KERKÜK’TE VALİ SEÇİMİNE TEPKİ... İLK İŞ TÜRKÇEYİ KALDIRDILAR

IRAK’ın Kerkük kentinde geçen yılın aralık ayından bu yana yaşanan vali seçimi gerilimi iyice tırmandı. Önceki gün, Bağdat’ta Türkmenlerin ve Arapların katılmadığı bir toplantıda yapılan sözde seçimle KYB’li Rebvar Taha Kerkük Valisi seçildi. Sözde seçime, hem Türkmenlerden hem de Ankara’dan tepki geldi. Irak Türkleri Derneği Genel Başkanı Eyyüp Kerem, konuya dair Hürriyet’e yaptığı açıklamada, “Bizim önerdiğimiz metot; 16 ay Türkmen, 16 ay Kürt ve 16 ay da Arapların vali olmasıydı. Çoksesli bir yönetim olsun istedik.

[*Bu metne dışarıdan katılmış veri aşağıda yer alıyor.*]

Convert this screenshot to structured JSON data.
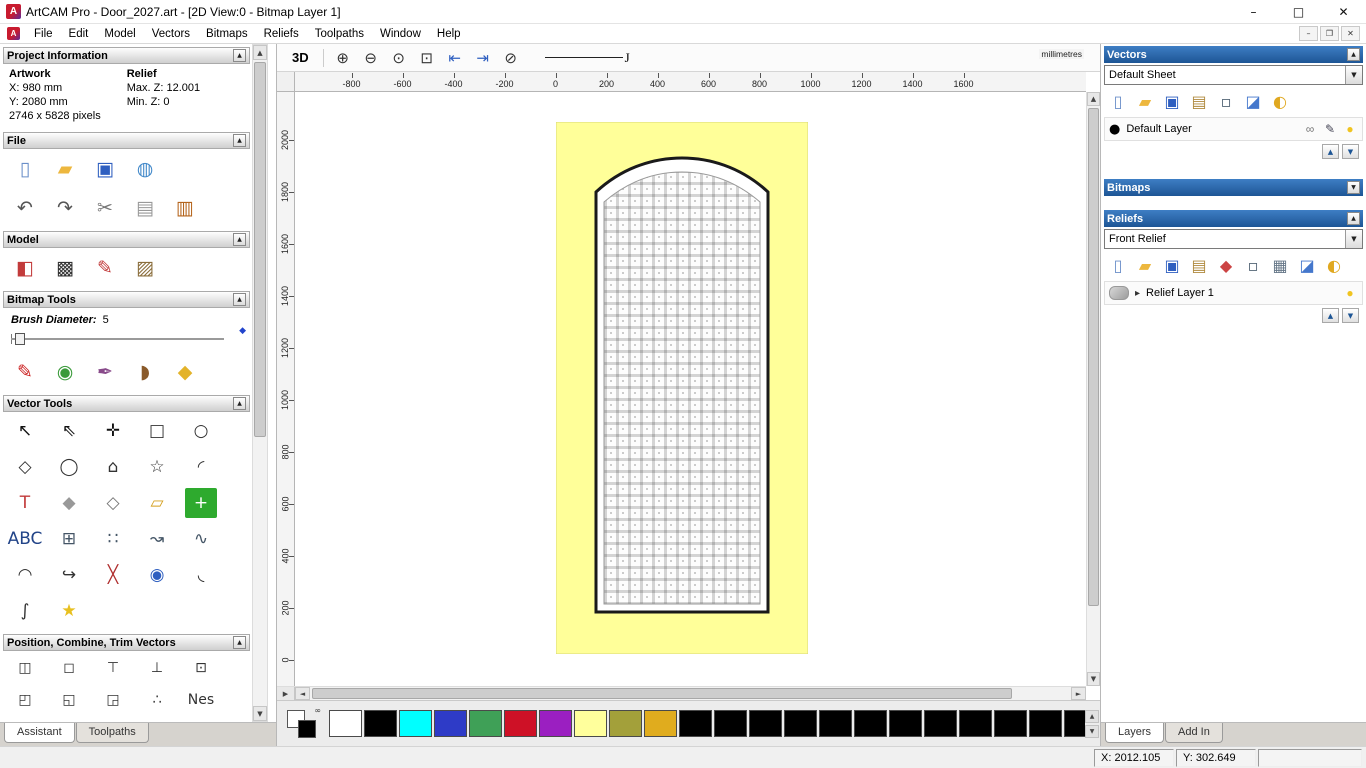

Bağdat’ta bir otelde oldubitti siyasetiyle sözde seçim girişimde bulundular. Bu hatadan dönülmeli” dedi ve şunları söyledi:

300 BİN SEÇMEN KERKÜK’TEN DEĞİL

“Seçime zaten sağlıklı bir ortamda gidilmemişti. Seçime gitmeden 4-5 gün önce 300 bin seçmenin kütüğü olmadığı ortaya çıkmıştı. Yani 300 bin civarında seçmen Kerkük’te değil. Mahkeme kararıyla da onaylandı bu ama sonuç olarak seçime gidildi. 16 kişilik mecliste daha sonra KDP ve Araplar 10 kişilik bir koalisyon kurdu. Bizim önerdiğimiz metot 16 ay Türkmen 16 ay Kürt ve 16 ay Arap vali olmasıydı. Çoksesli bir yönetim olsun istedik. Sonrasında oldubitti siyasetiyle Bağdat’ta bir otele böyle bir girişimde bulundular. Toplantının aslında, güvenlik sıkıntısı yoksa başka bir yerde yapılmaması da gerekiyor. Ayrıca, en yaşlı üye olmadan da toplanamıyor. Ama bütün bunlara rağmen bir otelde vali seçildi. Tepkiler sürerken, KYB’li Irak Cumhurbaşkanı Abdullatif Reşid de Rebvar Taha’ya mazbatasını verdi. Türkmenlere karşı bir tutum içindeler. İlk yaptıkları şey; hem Türkçe hem Arapça hem de Kürtçe antetli resmi kâğıtlardan Türkçe kısmını kaldırmaları oldu. Tanınacak bir karar değil. Temkinli bir tutum içerisindeyiz. Ama tabii anayasal olarak bütün başvurularımızı da yaptık. Bu hatadan dönülmeli.”